How to address key selection criteria
How to address key selection criteria?
How badly do you want that job? If it’s the job for you stop and think hard about the key selection criteria.
The key criteria for a job are usually spelled out in a list of qualities, knowledge and skills needed for the job. Follow our 9 golden rules to ace that key selection criteria:
- Golden rule 1: Understand the process. Employers use key criteria to compare applicants on the same measures.
- Golden rule 2: Study the key criteria. Take your time and think about what the employer is really looking for. Break it down into bullet points to answer.
- Golden rule 3: Do your preparation. The more preparation you do, the better your answers will be. Look up the organisation’s annual report if it’s public. Google the company and read news reports about it. Use your network to find out more about the culture. This will help you stand out from the other candidates.
- Golden rule 4: Match criteria. Print out your CV and compare it with the key criteria, says Grant. Can you see matches? It’s perfectly acceptable to give examples from extracurricular activities such as sports or charity work. Consider writing a bespoke CV for the job that highlights the key criteria.
- Golden rule 5: Keep the layout simple. Bullet points and short sentences are best. Time poor recruiters are looking for the key points in a few words. Less is more when it comes to job applications.
- Golden rule 6: Give STAR responses. Applicants with relevant and credible examples of the key criteria are more likely to make it to the top of the pile. We recommend the “STAR” method for these examples. Explain the “Situation” where the relevant example came from, such as customer service, follow that with the “Task”, which is your role in the example, outline what “Action” you took, and spell out the “Result”.
- Golden rule 7: Substantiate your claims. Rather than say: “I worked in a team”, be specific about what your role was in the team.
- Golden rule 8: Choose your words carefully. A recruiter is likely to spend 30 seconds or less scanning your application. If the right words jump out, your application will be worthy of further attention. Where possible use the same words and the language that is used in the key criteria.

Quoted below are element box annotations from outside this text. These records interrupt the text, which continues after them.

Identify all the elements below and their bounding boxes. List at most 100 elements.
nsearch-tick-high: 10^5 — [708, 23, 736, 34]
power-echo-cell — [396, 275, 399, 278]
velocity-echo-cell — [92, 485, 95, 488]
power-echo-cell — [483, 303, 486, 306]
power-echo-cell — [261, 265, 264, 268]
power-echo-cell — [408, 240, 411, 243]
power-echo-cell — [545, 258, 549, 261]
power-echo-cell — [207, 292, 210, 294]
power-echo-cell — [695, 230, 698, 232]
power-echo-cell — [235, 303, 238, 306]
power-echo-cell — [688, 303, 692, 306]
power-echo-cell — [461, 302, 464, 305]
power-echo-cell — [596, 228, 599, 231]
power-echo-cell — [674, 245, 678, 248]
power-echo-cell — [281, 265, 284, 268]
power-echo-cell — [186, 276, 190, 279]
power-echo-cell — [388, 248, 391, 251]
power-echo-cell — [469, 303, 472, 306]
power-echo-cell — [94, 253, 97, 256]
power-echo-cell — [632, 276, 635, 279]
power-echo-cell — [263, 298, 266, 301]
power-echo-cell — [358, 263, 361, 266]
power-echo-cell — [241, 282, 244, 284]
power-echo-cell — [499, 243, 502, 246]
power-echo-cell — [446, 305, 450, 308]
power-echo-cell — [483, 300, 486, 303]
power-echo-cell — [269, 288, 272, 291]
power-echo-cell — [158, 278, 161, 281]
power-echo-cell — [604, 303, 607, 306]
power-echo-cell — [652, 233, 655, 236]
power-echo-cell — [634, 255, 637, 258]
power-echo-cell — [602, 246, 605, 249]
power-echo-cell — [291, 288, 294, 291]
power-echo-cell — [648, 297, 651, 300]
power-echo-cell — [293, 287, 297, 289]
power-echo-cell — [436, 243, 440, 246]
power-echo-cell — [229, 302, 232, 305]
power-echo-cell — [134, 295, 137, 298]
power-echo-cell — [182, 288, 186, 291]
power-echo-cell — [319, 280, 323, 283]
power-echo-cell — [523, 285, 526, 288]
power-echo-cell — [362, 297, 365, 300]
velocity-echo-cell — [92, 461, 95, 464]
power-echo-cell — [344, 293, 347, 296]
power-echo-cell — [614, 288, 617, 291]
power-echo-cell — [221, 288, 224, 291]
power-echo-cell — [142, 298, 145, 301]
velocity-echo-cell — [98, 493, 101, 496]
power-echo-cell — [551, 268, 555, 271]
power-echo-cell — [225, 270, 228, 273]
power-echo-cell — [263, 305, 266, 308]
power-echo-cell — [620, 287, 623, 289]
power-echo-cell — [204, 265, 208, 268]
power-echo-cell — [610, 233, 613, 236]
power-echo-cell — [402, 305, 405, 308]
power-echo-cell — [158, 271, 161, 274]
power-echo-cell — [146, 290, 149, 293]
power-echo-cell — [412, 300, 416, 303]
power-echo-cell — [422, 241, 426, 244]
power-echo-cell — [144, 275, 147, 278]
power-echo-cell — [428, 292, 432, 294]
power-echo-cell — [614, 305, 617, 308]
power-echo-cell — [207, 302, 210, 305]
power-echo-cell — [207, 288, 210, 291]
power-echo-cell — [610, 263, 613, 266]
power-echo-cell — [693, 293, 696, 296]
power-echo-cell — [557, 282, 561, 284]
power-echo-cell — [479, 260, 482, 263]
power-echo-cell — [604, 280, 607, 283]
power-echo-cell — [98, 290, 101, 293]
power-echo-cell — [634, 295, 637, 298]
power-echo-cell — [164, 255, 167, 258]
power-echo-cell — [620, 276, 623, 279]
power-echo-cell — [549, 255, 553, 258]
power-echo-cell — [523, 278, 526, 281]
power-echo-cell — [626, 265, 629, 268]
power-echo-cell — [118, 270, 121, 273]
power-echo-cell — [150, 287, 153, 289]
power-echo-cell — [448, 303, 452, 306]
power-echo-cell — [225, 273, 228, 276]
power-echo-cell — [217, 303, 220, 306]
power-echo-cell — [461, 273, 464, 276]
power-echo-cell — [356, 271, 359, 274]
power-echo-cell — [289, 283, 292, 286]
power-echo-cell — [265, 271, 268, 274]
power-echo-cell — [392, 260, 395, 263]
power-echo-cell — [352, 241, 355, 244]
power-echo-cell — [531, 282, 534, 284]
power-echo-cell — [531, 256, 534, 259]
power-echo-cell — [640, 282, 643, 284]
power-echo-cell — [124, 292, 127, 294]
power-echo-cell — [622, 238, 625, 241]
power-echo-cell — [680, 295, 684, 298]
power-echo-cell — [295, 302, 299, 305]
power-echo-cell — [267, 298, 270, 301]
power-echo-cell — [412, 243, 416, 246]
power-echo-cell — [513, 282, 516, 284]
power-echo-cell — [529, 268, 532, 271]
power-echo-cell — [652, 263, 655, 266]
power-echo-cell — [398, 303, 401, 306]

- Golden rule 9: Get someone to proofread your responses. A fresh set of eyes is best to ensure that you have answered the questions and used correct spelling and grammar. Ask if that person would employ you based on your replies to the key criteria.
By even considering the key criteria you put yourself ahead of most of the competition. So take your time preparing your answers to the key criteria. All of that homework will pay off when you go for the interview. You’ll be able to kill those interview questions.